Su cuerpo, menudo, se colocó frente
a un lienzo de considerables dimensiones situado sobre un bastidor de madera. Sus
brazos, de apenas un palmo de largo, tomaron un pincel y se lo colocó en la
boca. Tras unos minutos concentrada en absoluta inmovilidad, entró en trance. Oíamos
su respiración profunda, que emitía una especie de ligerísimos ronquidos, y
veíamos como sus ojos, negrísimos, alumbraban con destellos febriles. Con el
pincel firmemente sujeto entre los dientes, continuó con la obra en la que
estaba trabajando. Acercándose al lienzo, besándolo más que tocándolo con el
pincel, trazaba delicadísimos, finísimos arabescos que iban conformando la
imagen de un bosque cromático del que emergían, difuminados, rostros enigmáticos que parecían fluir de la
tierra y cuyos contornos eran como gasas que se fusionaban con la naturaleza
circundante. Sus trazos eran como notas musicales devenidas en pintura; cada
pincelada, un acorde que hacía reverberar las neuronas del cerebro evocando las
sensaciones más profundas, unas veces placenteras, otras inquietantes, pero
siempre inolvidables. Sus pequeños brazos se limitaban a sujetar la paleta de
colores y tomar el pincel cuando había de cambiarlo por otro, pero todo el
trabajo creador lo hacía exclusivamente con la boca, firme a la vez que
delicada, que exhibía una tremenda agilidad y sobre todo un virtuosismo
expresivo nunca visto por nosotros hasta entonces en ningún museo.
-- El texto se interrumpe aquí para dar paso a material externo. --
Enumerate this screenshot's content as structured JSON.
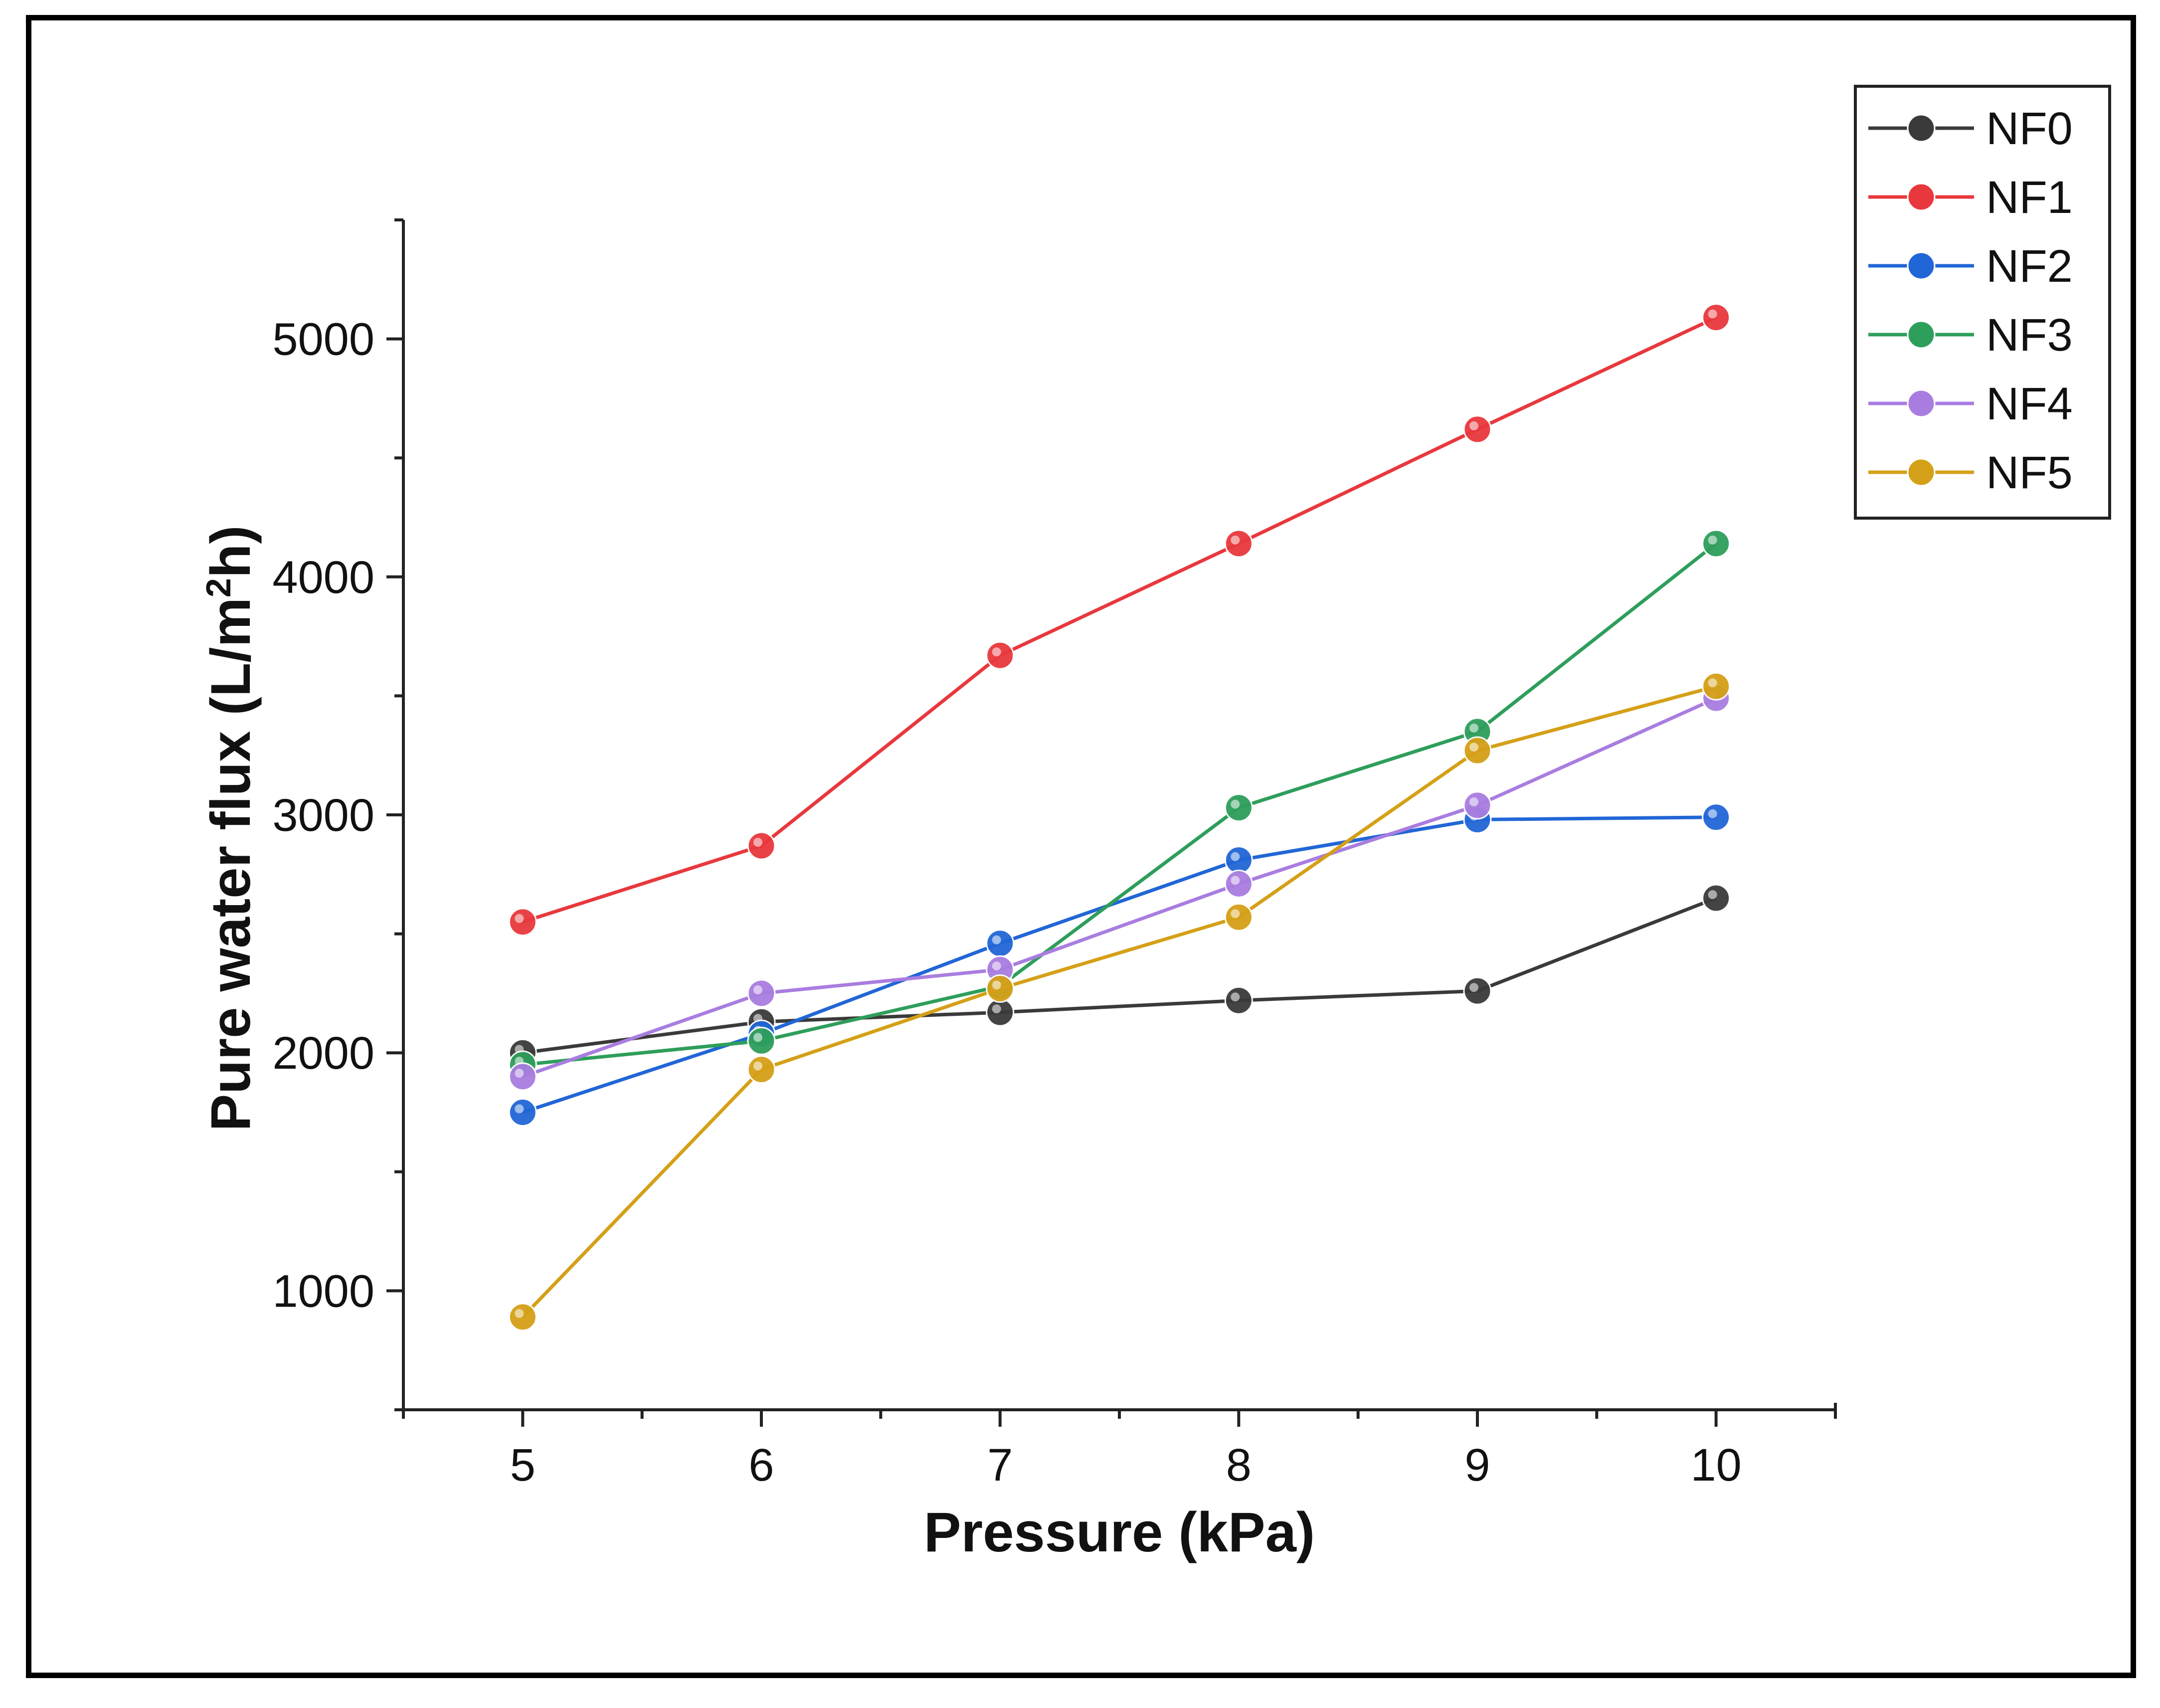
{
  "chart_data": {
    "type": "line",
    "xlabel": "Pressure (kPa)",
    "ylabel": "Pure water flux (L/m²h)",
    "ylabel_parts": {
      "pre": "Pure water flux (L/m",
      "sup": "2",
      "post": "h)"
    },
    "x": [
      5,
      6,
      7,
      8,
      9,
      10
    ],
    "x_ticks": [
      "5",
      "6",
      "7",
      "8",
      "9",
      "10"
    ],
    "y_ticks": [
      "1000",
      "2000",
      "3000",
      "4000",
      "5000"
    ],
    "xlim": [
      4.5,
      10.5
    ],
    "ylim": [
      500,
      5500
    ],
    "grid": false,
    "legend_position": "top-right",
    "series": [
      {
        "name": "NF0",
        "color": "#3a3a3a",
        "values": [
          2000,
          2130,
          2170,
          2220,
          2260,
          2650
        ]
      },
      {
        "name": "NF1",
        "color": "#e8383d",
        "values": [
          2550,
          2870,
          3670,
          4140,
          4620,
          5090
        ]
      },
      {
        "name": "NF2",
        "color": "#2166d6",
        "values": [
          1750,
          2080,
          2460,
          2810,
          2980,
          2990
        ]
      },
      {
        "name": "NF3",
        "color": "#2e9e5b",
        "values": [
          1950,
          2050,
          2280,
          3030,
          3350,
          4140
        ]
      },
      {
        "name": "NF4",
        "color": "#a97de0",
        "values": [
          1900,
          2250,
          2350,
          2710,
          3040,
          3490
        ]
      },
      {
        "name": "NF5",
        "color": "#d4a017",
        "values": [
          890,
          1930,
          2270,
          2570,
          3270,
          3540
        ]
      }
    ]
  }
}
Estábamos hipnotizados por aquellos
rostros difusos, inquietantes, llenos de vida, que parecían surgir de la tierra
y desvanecerse ante nuestras atónitas miradas entre la maleza de aquel frondoso
bosque de encajes multicolores y arabescos imposibles. Nunca olvidaríamos la
gran generosidad de la artista por permitirnos asistir a media hora de la más
perfecta creación, ser testigos del parto de una obra artística única y
diferente a todo lo antes visto, del trabajo de un genio en su más delicada
expresión.
Pasada la media hora convenida, sin
hacer ruido, procurando casi levitar para no sacarla de su ensimismamiento,
salimos, como nos pidió, sin despedirnos.
Anduvimos entre las callejas
malolientes durante un rato sin rumbo fijo, sin hablarnos, asimilando la
experiencia vivida. Luego, la vida volvió a recuperar su habitual tenor y nos
dijimos que nos vendría bien una cerveza. De camino al bar, mi amigo recuperó
el habla:
–Joder, qué mala leche tuvo con la
talidomida. ¡Qué no habría hecho si llega a tener los dos brazos normales!
–Vete a saber. Igual con los dos
brazos normales se habría dedicado a otra cosa, nunca se sabe.
–De todas formas, vaya putada.
– Sí, pero algún día sus cuadros
valdrán una fortuna, porque… ¡qué bien pinta la puta china!